I have always mixed two stroke oil at about 40:1, and that is where I have been running the 1986 Husqvarna 400 Enduro. On my 125 two stroke I usually used about 40:1 for trail ridding, but out in the sand dunes I went up to 30:1. Since the big 400cc engine does not need to rev as high or stay at high engine speed for as long 40:1 will probably always be sufficient. The Husqvarna recommendation back in 1986 was to run a 25:1 mix, but that was with somewhat different two stroke oil that what has been available since the 1990's. My favorite two stroke oil has always been Yamalube R since it is rather cheap and does not stink as bad as other two stroke oils. What the Yamalube R does however do is drip lots of black crud out of the exhaust if the engine is not running crisply enough.

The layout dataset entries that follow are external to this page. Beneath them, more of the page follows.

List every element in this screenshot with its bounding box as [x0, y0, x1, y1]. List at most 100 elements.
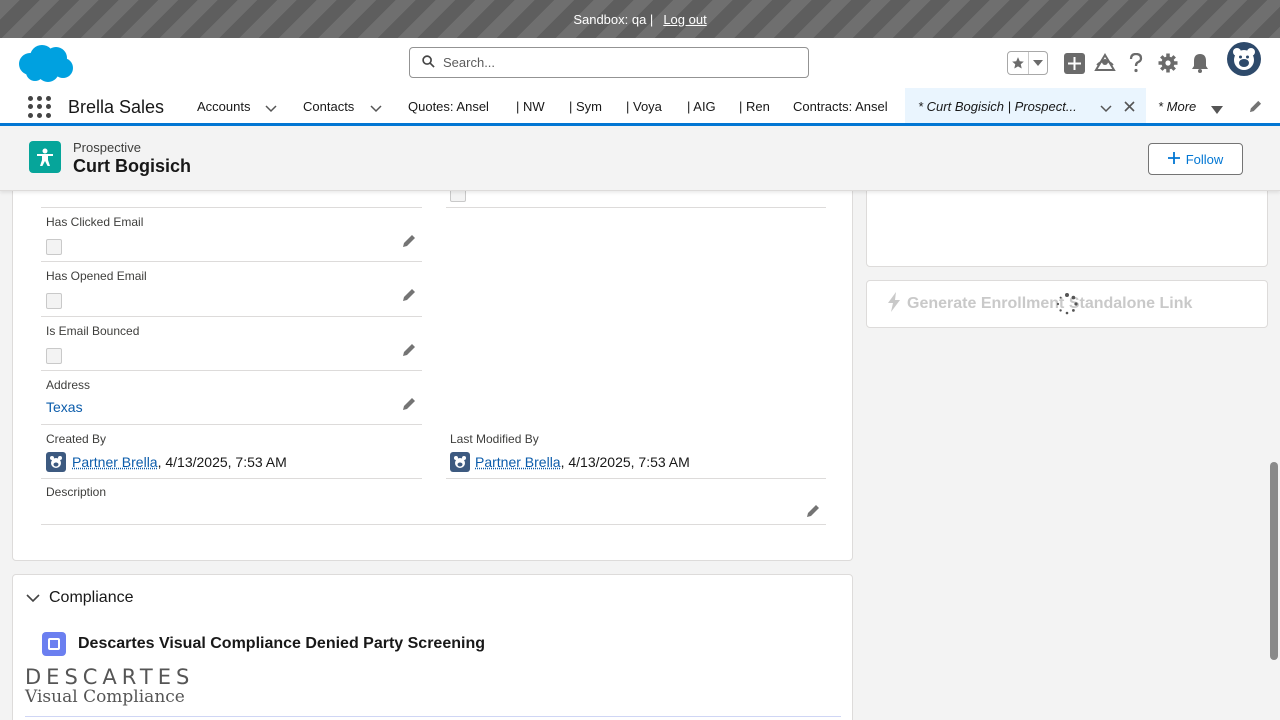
salesforce-logo[interactable]	[16, 44, 74, 87]
app-launcher-icon[interactable]	[28, 96, 52, 118]
field-has-opened-email: Has Opened Email	[46, 268, 147, 283]
follow-label: Follow	[1186, 152, 1224, 167]
field-label: Has Clicked Email	[46, 215, 143, 229]
record-name: Curt Bogisich	[73, 156, 191, 177]
field-last-modified-by: Last Modified By	[450, 431, 539, 446]
field-label: Address	[46, 378, 90, 392]
nav-item-accounts[interactable]: Accounts	[197, 99, 250, 114]
details-card: Has Clicked Email Has Opened Email Is Em…	[12, 160, 853, 561]
add-icon[interactable]	[1062, 51, 1086, 75]
component-icon	[42, 632, 66, 656]
chevron-down-icon[interactable]	[26, 591, 40, 606]
field-created-by: Created By	[46, 431, 106, 446]
chevron-down-icon[interactable]	[265, 101, 277, 116]
help-icon[interactable]	[1124, 51, 1148, 75]
field-description: Description	[46, 484, 106, 499]
trailhead-icon[interactable]	[1093, 51, 1117, 75]
lightning-bolt-icon	[887, 292, 901, 317]
is-email-bounced-checkbox	[46, 348, 62, 364]
prospect-record-icon	[29, 141, 61, 173]
global-search[interactable]: Search...	[409, 47, 809, 78]
follow-button[interactable]: Follow	[1148, 143, 1243, 175]
nav-item-voya[interactable]: | Voya	[626, 99, 662, 114]
user-avatar	[450, 452, 470, 472]
created-by-date: , 4/13/2025, 7:53 AM	[158, 454, 287, 470]
field-divider	[41, 370, 422, 371]
field-label: Created By	[46, 432, 106, 446]
edit-pencil-icon[interactable]	[806, 504, 820, 518]
nav-item-aig[interactable]: | AIG	[687, 99, 716, 114]
descartes-component-title: Descartes Visual Compliance Denied Party…	[78, 635, 485, 653]
has-opened-email-checkbox	[46, 293, 62, 309]
app-name: Brella Sales	[68, 97, 164, 118]
user-avatar[interactable]	[1227, 42, 1261, 76]
favorites-button-group[interactable]	[1007, 51, 1048, 75]
tab-curt-bogisich[interactable]: * Curt Bogisich | Prospect...	[905, 88, 1146, 123]
close-icon[interactable]	[1124, 100, 1135, 115]
search-icon	[422, 55, 435, 71]
address-link[interactable]: Texas	[46, 399, 83, 415]
has-clicked-email-checkbox	[46, 239, 62, 255]
field-label: Is Email Bounced	[46, 324, 139, 338]
chevron-down-icon[interactable]	[1029, 60, 1047, 66]
search-placeholder: Search...	[443, 55, 495, 70]
field-divider	[41, 478, 422, 479]
record-type: Prospective	[73, 140, 141, 155]
field-divider	[446, 207, 826, 208]
right-panel-card	[866, 180, 1268, 267]
gear-icon[interactable]	[1156, 51, 1180, 75]
field-has-clicked-email: Has Clicked Email	[46, 214, 143, 229]
chevron-down-icon[interactable]	[1100, 101, 1112, 116]
address-value[interactable]: Texas	[46, 399, 83, 415]
sandbox-banner: Sandbox: qa | Log out	[0, 0, 1280, 38]
field-divider	[41, 524, 826, 525]
field-divider	[41, 316, 422, 317]
star-icon[interactable]	[1008, 52, 1029, 74]
nav-item-sym[interactable]: | Sym	[569, 99, 602, 114]
field-label: Last Modified By	[450, 432, 539, 446]
field-address: Address	[46, 377, 90, 392]
field-label: Description	[46, 485, 106, 499]
edit-pencil-icon[interactable]	[402, 343, 416, 357]
field-label: Has Opened Email	[46, 269, 147, 283]
edit-pencil-icon[interactable]	[402, 397, 416, 411]
chevron-down-icon[interactable]	[370, 101, 382, 116]
nav-more[interactable]: * More	[1158, 99, 1196, 114]
active-tab-label: * Curt Bogisich | Prospect...	[918, 99, 1077, 114]
field-divider	[41, 207, 422, 208]
field-divider	[41, 424, 422, 425]
page-scrollbar-thumb[interactable]	[1270, 462, 1278, 660]
nav-item-ren[interactable]: | Ren	[739, 99, 770, 114]
generate-button-label: Generate Enrollment Standalone Link	[907, 295, 1192, 313]
divider	[25, 716, 841, 717]
modified-by-user-link[interactable]: Partner Brella	[475, 454, 561, 470]
field-divider	[41, 261, 422, 262]
edit-pencil-icon[interactable]	[402, 288, 416, 302]
compliance-section: Compliance Descartes Visual Compliance D…	[12, 574, 853, 720]
plus-icon	[1168, 152, 1180, 167]
field-divider	[446, 478, 826, 479]
nav-item-quotes-ansel[interactable]: Quotes: Ansel	[408, 99, 489, 114]
record-header: Prospective Curt Bogisich Follow	[0, 129, 1280, 191]
compliance-section-title[interactable]: Compliance	[49, 589, 133, 607]
created-by-user-link[interactable]: Partner Brella	[72, 454, 158, 470]
nav-item-nw[interactable]: | NW	[516, 99, 545, 114]
caret-down-icon[interactable]	[1211, 102, 1223, 117]
nav-item-contacts[interactable]: Contacts	[303, 99, 354, 114]
sandbox-label: Sandbox: qa |	[573, 12, 653, 27]
app-navigation-bar: Brella Sales Accounts Contacts Quotes: A…	[0, 88, 1280, 126]
edit-nav-pencil-icon[interactable]	[1249, 100, 1262, 116]
edit-pencil-icon[interactable]	[402, 234, 416, 248]
created-by-value: Partner Brella, 4/13/2025, 7:53 AM	[72, 454, 287, 470]
field-is-email-bounced: Is Email Bounced	[46, 323, 139, 338]
global-header: Search...	[0, 38, 1280, 88]
user-avatar	[46, 452, 66, 472]
loading-spinner	[1055, 292, 1079, 316]
descartes-logo-text: DESCARTES	[25, 665, 194, 689]
logout-link[interactable]: Log out	[663, 12, 706, 27]
descartes-logo-subtext: Visual Compliance	[25, 687, 185, 707]
modified-by-date: , 4/13/2025, 7:53 AM	[561, 454, 690, 470]
notifications-bell-icon[interactable]	[1188, 51, 1212, 75]
last-modified-by-value: Partner Brella, 4/13/2025, 7:53 AM	[475, 454, 690, 470]
nav-item-contracts-ansel[interactable]: Contracts: Ansel	[793, 99, 888, 114]
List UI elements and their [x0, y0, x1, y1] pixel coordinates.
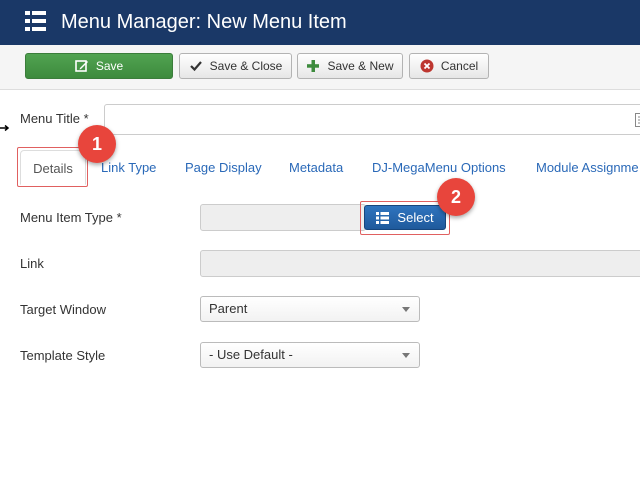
edit-icon [75, 60, 88, 72]
target-window-label: Target Window [20, 302, 106, 317]
menu-title-input[interactable] [104, 104, 640, 135]
target-window-value: Parent [209, 301, 248, 316]
caret-down-icon [402, 307, 410, 312]
cancel-icon [420, 59, 434, 73]
highlight-box-details [17, 147, 88, 187]
tab-dj-megamenu-options[interactable]: DJ-MegaMenu Options [372, 150, 506, 185]
plus-icon [307, 60, 320, 72]
link-field [200, 250, 640, 277]
tab-metadata[interactable]: Metadata [289, 150, 343, 185]
link-label: Link [20, 256, 44, 271]
save-new-label: Save & New [327, 59, 394, 73]
cancel-button[interactable]: Cancel [409, 53, 489, 79]
page-title: Menu Manager: New Menu Item [61, 11, 347, 33]
cancel-label: Cancel [440, 59, 479, 73]
page-header: Menu Manager: New Menu Item [0, 0, 640, 45]
step-badge-2: 2 [437, 178, 475, 216]
highlight-box-select [360, 201, 450, 235]
save-new-button[interactable]: Save & New [297, 53, 403, 79]
step-badge-1: 1 [78, 125, 116, 163]
list-icon [25, 11, 46, 31]
cursor-arrow-icon [0, 124, 10, 132]
template-style-label: Template Style [20, 348, 106, 363]
menu-item-type-field [200, 204, 366, 231]
save-label: Save [95, 59, 124, 73]
target-window-select[interactable]: Parent [200, 296, 420, 322]
tab-page-display[interactable]: Page Display [185, 150, 262, 185]
template-style-select[interactable]: - Use Default - [200, 342, 420, 368]
save-close-button[interactable]: Save & Close [179, 53, 292, 79]
toolbar: Save Save & Close Save & New Cancel [0, 45, 640, 90]
document-icon [635, 113, 640, 127]
menu-title-label: Menu Title * [20, 111, 89, 126]
menu-item-type-label: Menu Item Type * [20, 210, 122, 225]
caret-down-icon [402, 353, 410, 358]
check-icon [189, 61, 202, 72]
save-button[interactable]: Save [25, 53, 173, 79]
tab-module-assignment[interactable]: Module Assignme [536, 150, 639, 185]
template-style-value: - Use Default - [209, 347, 293, 362]
save-close-label: Save & Close [209, 59, 283, 73]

What I have also done sometimes over the years is put 40:1 premix in four stroke engines just to see what the smoke would be like. When I ran 40:1 Yamalube R in the 11.3:1 Husqvarna 610 motor it did not smoke as long as I was using substantial power and keeping the engine in late compression ignition mode. Even at idle there wasn’t much in the way of smoke or smell. The 40:1 Yamalube R mix smokes more in the 400 Enduro, but the amount of smoke is moderate for a two stroke. Once "on the pipe" the smoke goes away (or at least is blown away by so much airflow that it is not noticeable). Other supposedly "premium" two stroke oils smoke less at idle but smell rather strange when the engine is running in late compression ignition mode. Most commonly available two stroke oils for chainsaws and string trimmers also sometimes smoke a bit at idle and at low power output, but do not smell strongly when the engine is running in late compression ignition mode.